Immediate-release nifedipine guidance for threatened premature labour, with short-course dosing and cardiovascular precautions.

Prescription under medical supervision
This guide page is for structured reference only and does not replace a clinician, pharmacist, or emergency review. Dose choice, route choice, interactions, and safety decisions still need professional judgment.

Therapeutic action

Uterine relaxant.

Indications

Threatened premature labour.

Forms and strengths

  • 10 mg immediate-release soft capsule or tablet.

Dose and duration

The total duration of treatment is 48 hours.

  • 10 mg by oral route, to be repeated every 15 minutes if uterine contractions persist, up to 4 doses or 40 mg total.
  • Then 20 mg by oral route every 6 hours.

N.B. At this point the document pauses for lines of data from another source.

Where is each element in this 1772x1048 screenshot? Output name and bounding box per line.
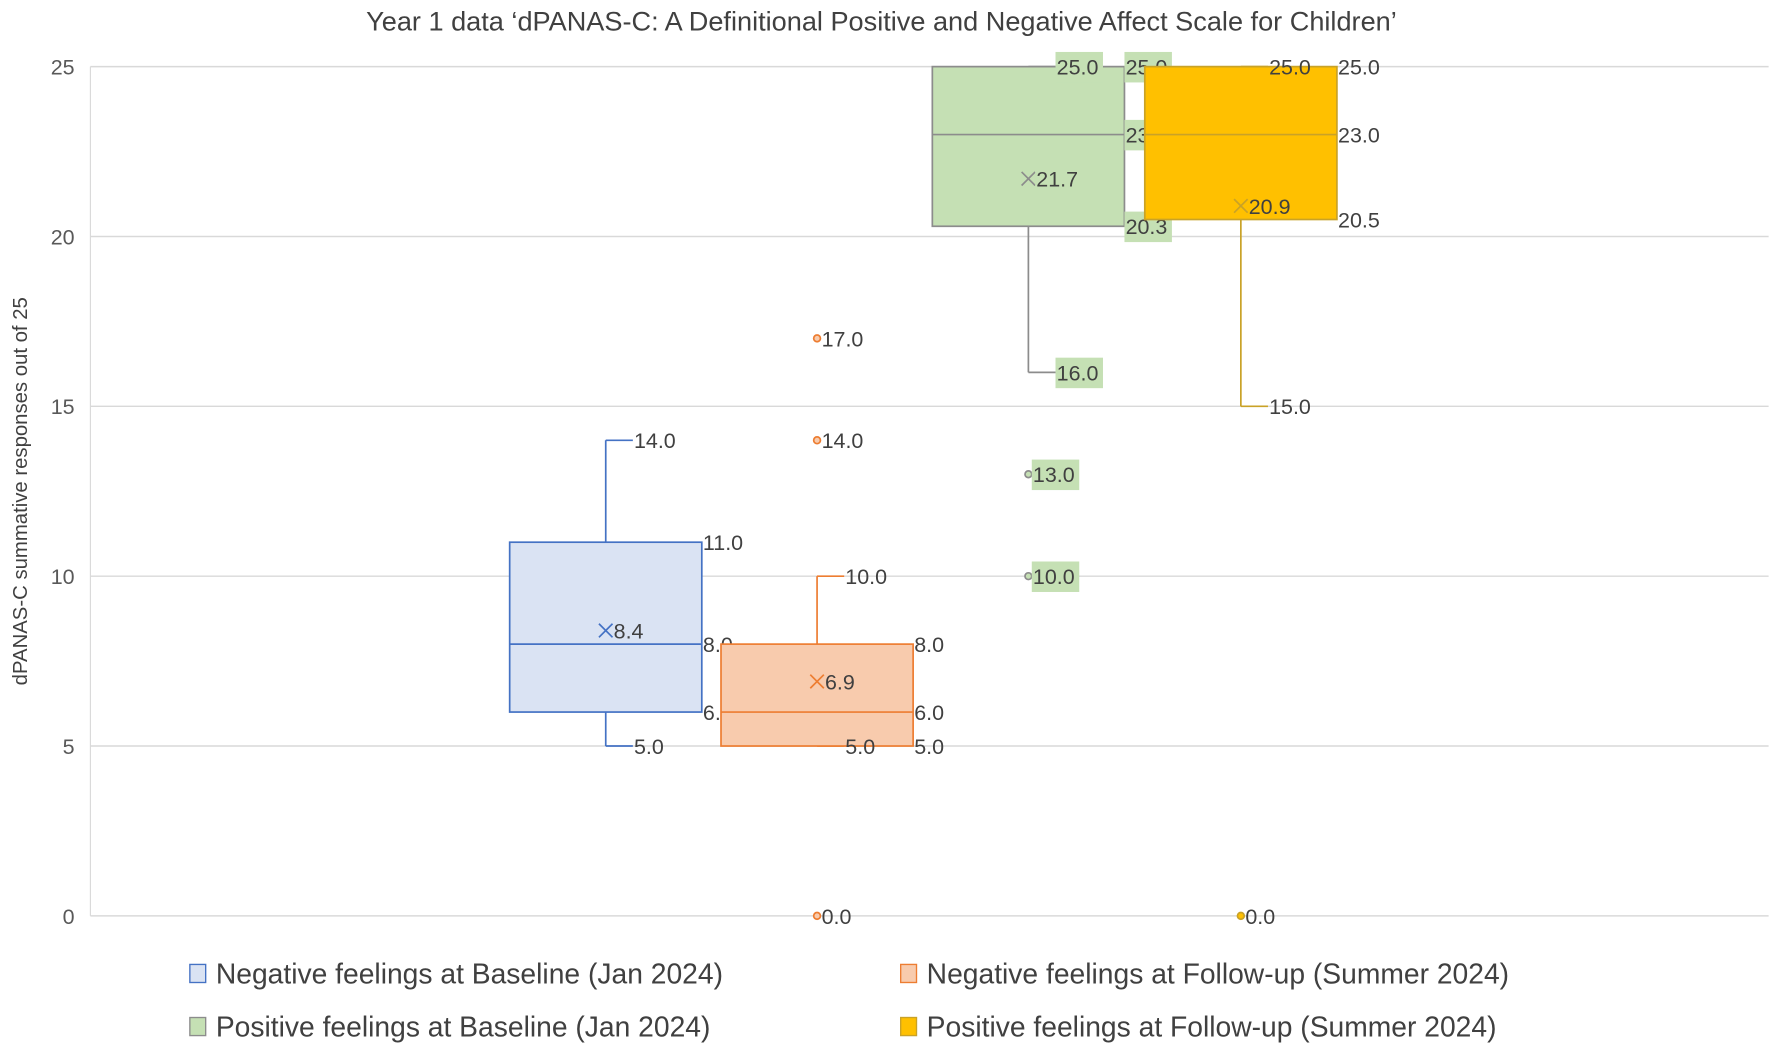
box [720, 643, 914, 747]
q3-label: 25.0 [1338, 56, 1380, 80]
mean-marker [809, 674, 825, 689]
box [508, 541, 703, 713]
legend-item: Positive feelings at Follow-up (Summer 2… [900, 1011, 1497, 1043]
q1-label: 20.3 [1126, 215, 1168, 239]
median-label: 6.0 [914, 701, 944, 725]
y-tick-label: 20 [51, 225, 75, 249]
mean-marker [1021, 171, 1036, 187]
y-tick-label: 0 [63, 905, 75, 929]
legend-item: Positive feelings at Baseline (Jan 2024) [189, 1011, 711, 1043]
outlier-label: 0.0 [1245, 905, 1275, 929]
legend-swatch [189, 963, 207, 984]
q1-label: 5.0 [914, 735, 944, 759]
legend-label: Positive feelings at Baseline (Jan 2024) [216, 1011, 711, 1043]
outlier-label: 14.0 [822, 429, 864, 453]
legend-label: Positive feelings at Follow-up (Summer 2… [927, 1011, 1497, 1043]
min-label: 15.0 [1269, 395, 1311, 419]
label-background [1055, 51, 1103, 83]
label-background [1055, 357, 1103, 389]
box-series-0: 14.011.08.06.05.08.4 [508, 429, 743, 759]
max-label: 25.0 [1269, 56, 1311, 80]
y-tick-label: 5 [63, 735, 75, 759]
outlier-point [812, 436, 822, 445]
outlier-point [1236, 911, 1246, 921]
gridlines: 0 5 10 15 20 25 [51, 56, 1769, 929]
legend: Negative feelings at Baseline (Jan 2024)… [189, 958, 1509, 1043]
legend-item: Negative feelings at Follow-up (Summer 2… [900, 958, 1509, 990]
outlier-point [1024, 470, 1033, 479]
mean-marker [1233, 198, 1249, 214]
legend-swatch [900, 1016, 918, 1037]
legend-label: Negative feelings at Follow-up (Summer 2… [927, 958, 1509, 990]
max-label: 14.0 [634, 429, 676, 453]
mean-marker [598, 623, 614, 638]
mean-label: 20.9 [1249, 195, 1291, 219]
min-label: 16.0 [1057, 361, 1099, 385]
q3-label: 8.0 [914, 633, 944, 657]
box-series-1: 10.0 8.0 6.0 5.0 5.0 6.9 17.0 14.0 0.0 [720, 327, 944, 929]
legend-item: Negative feelings at Baseline (Jan 2024) [189, 958, 723, 990]
outlier-label: 0.0 [822, 905, 852, 929]
label-background [1031, 561, 1080, 592]
box-series-3: 25.0 25.0 23.0 20.5 15.0 20.9 0.0 [1143, 56, 1380, 929]
box [1143, 65, 1338, 221]
legend-swatch [900, 963, 918, 984]
outlier-point [1024, 571, 1033, 581]
y-tick-label: 15 [51, 395, 75, 419]
chart-title: Year 1 data ‘dPANAS-C: A Definitional Po… [366, 6, 1397, 37]
min-label: 5.0 [845, 735, 875, 759]
label-background [1035, 164, 1083, 195]
q3-label: 11.0 [703, 531, 743, 555]
outlier-label: 17.0 [822, 327, 864, 351]
q1-label: 20.5 [1338, 208, 1380, 232]
outlier-label: 10.0 [1033, 565, 1075, 589]
mean-label: 8.4 [614, 619, 644, 643]
box [931, 65, 1126, 228]
min-label: 5.0 [634, 735, 664, 759]
outlier-point [812, 911, 822, 921]
median-label: 23.0 [1338, 123, 1380, 147]
legend-swatch [189, 1016, 207, 1037]
boxes: 14.0 11.0 8.0 6.0 5.0 8.4 10.0 8.0 6.0 5.0 5.0 6.9 1… [508, 51, 1380, 929]
label-background [1031, 459, 1080, 491]
outlier-label: 13.0 [1033, 463, 1075, 487]
outlier-point [812, 334, 822, 343]
y-tick-label: 25 [51, 56, 75, 80]
y-axis-label: dPANAS-C summative responses out of 25 [10, 297, 32, 685]
y-tick-label: 10 [51, 565, 75, 589]
mean-label: 6.9 [825, 670, 855, 694]
mean-label: 21.7 [1036, 168, 1078, 192]
legend-label: Negative feelings at Baseline (Jan 2024) [216, 958, 723, 990]
max-label: 25.0 [1057, 56, 1099, 80]
max-label: 10.0 [845, 565, 887, 589]
box-series-2: 25.025.023.020.316.021.713.010.0 [931, 51, 1172, 592]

Contra-indications, adverse effects, precautions

  • Do not administer to patients with severe cardiac disease such as recent myocardial infarction or unstable angina.
  • Do not administer if systolic blood pressure is below 90 mmHg.
  • May cause headache, flushing, peripheral oedema, dizziness, hypotension, tachycardia, nausea, gingival hyperplasia, and rash.
  • Stop nifedipine if ischaemic chest pain occurs or existing pain increases after starting treatment.
  • Do not combine with magnesium sulphate, salbutamol IV, or other calcium channel blockers.
  • Monitor combination with cimetidine, phenytoin, rifampicin, itraconazole, and beta-blockers.
  • Pregnancy: contraindicated during the first trimester. Never administer sublingually because of the risk of foetal death from placental hypoperfusion.
  • Breast-feeding: avoid.

Source

MSF Essential drugs practical guidelines (January 2026)

This page reproduces the structured reference information for this batch while leaving out the Storage and Remarks sections.